Scholl contract up – New faces at City Hall - A person sitting posing for the camera - Cemetery Supervisor
Key West City Manager Jim Scholl. KEYS WEEKLY

At the City Commission meeting on Tuesday, May 7, City Manager Jim Scholl will announce what is next for him — his contract with the city is up in July. Though Scholl will offer a contract extension option, the city has stayed mum on who his successor might be. 

“I have always said it is incumbent to conduct a national search, including considering those candidates already working for the city — and several have expressed interest,” said Mayor Teri Johnston. “We need someone who can have influence in Tallahassee and in D.C.” 

Scholl isn’t the only one who may — or may not — be leaving soon. A number of familiar faces at City Hall are either nearing the end of their tenure because of contract or term limits, or are part of the city’s DROP program. 

While retirement numbers for the city have fluctuated in recent years, with the highest being 12 in 2016, participation in the DROP program has increased. 

An employee who enters the Deferred Retirement Option Program has a maximum of five years before retirement. Patti McLaughlin, IT director and general pension administrator, said 14 city workers are up for retirement in the DROP program this year, compared to previous years with usually half that number. 

“The concern with DROP is that there isn’t a formalized succession program in the city,” said Johnston. “It creates a knee-jerk reaction.” 

McLaughlin said, “We have Senior Deputy City Clerk Sue Harrison leaving in June, and Cemetery Supervisor Russell Britton soon after.” City Clerk Sheri Smith entered a year ago, while Deputy Finance Director Nancy Kielman has three more years in DROP. 

A worker can enter the DROP program after 20 years with the city. In the DROP program, a certain percentage of the worker’s salary, approximately 6%, is invested, so that they have a lump sum after five years. 

“But there is no choice: they must retire. It helps bring in different people and different salaries,” said McLaughlin.

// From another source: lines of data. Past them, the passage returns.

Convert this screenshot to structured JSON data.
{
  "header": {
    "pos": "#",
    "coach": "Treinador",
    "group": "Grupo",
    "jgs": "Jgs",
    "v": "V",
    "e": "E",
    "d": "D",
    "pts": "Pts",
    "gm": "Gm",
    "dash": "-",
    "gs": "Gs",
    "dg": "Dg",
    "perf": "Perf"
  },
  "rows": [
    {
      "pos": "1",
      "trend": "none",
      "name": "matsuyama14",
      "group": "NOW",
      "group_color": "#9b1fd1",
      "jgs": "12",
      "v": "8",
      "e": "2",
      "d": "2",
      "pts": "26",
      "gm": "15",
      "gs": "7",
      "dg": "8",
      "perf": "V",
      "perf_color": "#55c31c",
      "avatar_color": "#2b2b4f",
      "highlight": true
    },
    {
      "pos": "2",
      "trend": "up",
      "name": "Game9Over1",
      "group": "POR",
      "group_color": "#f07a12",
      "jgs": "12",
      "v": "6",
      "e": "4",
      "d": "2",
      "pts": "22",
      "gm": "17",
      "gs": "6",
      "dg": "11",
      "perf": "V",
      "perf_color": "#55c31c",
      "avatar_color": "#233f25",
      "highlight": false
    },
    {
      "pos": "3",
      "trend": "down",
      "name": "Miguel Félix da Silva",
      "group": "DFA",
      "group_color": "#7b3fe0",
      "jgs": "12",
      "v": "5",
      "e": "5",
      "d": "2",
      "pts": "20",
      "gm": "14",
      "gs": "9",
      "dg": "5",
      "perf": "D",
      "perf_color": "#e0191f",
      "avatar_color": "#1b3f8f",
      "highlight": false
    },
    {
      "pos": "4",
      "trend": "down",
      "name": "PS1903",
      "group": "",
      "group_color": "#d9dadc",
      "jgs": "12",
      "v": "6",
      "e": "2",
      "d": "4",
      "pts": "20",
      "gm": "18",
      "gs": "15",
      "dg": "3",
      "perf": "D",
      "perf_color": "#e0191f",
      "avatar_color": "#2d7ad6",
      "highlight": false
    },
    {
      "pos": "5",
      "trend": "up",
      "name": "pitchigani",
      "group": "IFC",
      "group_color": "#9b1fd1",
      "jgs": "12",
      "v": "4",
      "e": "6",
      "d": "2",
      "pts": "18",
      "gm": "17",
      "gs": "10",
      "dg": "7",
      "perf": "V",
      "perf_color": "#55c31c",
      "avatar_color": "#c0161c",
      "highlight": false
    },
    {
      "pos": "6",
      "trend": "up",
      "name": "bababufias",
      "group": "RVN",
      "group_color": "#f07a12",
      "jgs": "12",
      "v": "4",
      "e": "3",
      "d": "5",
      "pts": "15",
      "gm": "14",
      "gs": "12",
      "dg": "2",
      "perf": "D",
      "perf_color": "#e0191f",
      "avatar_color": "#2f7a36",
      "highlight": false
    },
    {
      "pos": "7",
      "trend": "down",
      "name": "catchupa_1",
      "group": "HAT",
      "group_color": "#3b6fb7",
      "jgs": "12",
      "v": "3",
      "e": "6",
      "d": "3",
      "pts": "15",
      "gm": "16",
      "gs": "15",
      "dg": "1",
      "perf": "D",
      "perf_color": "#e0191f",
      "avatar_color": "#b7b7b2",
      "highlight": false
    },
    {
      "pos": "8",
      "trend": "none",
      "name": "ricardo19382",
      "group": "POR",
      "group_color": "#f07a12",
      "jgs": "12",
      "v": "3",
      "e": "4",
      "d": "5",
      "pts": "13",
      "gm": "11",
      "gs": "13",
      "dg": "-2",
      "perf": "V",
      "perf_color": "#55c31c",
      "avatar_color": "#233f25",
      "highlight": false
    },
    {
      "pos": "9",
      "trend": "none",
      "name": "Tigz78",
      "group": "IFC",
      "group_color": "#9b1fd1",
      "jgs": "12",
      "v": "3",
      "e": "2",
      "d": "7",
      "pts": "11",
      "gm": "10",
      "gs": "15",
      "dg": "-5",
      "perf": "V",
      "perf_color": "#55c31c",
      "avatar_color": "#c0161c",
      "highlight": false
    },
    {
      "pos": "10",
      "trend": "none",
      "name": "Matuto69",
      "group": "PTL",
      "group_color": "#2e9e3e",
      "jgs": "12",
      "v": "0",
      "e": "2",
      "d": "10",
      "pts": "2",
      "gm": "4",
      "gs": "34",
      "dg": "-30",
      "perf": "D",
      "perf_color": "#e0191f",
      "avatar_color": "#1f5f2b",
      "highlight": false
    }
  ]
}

Often, these are senior positions vacated. Notable city employees like KWPD Community Affairs Officer Steve Torrence recently retired after having participated in the DROP program, and Police Chief Donie Lee retired last year. The city also has had expectant eyes on the commission seats held by long-time officials Jimmy Weekley, Clayton Lopez and Billy Wardlow, who are all serving their penultimate terms. 

Said McLaughlin of the retirements, “You’re losing historical knowledge as well as experience, so that’s an issue. Those (city staff) positions will become available or management will decide if it’s necessary to fill them or to promote people.” 

Johnston has expressed enthusiasm for getting young talent and new faces in City Hall, as well as expanding staff who deal with pressing issues like the city’s response to climate change. 

“We are a city with a budget of $200 million, on the ground floor of rising sea levels,” Johnston said, “We need to look ahead to the next 50 to 75 years.”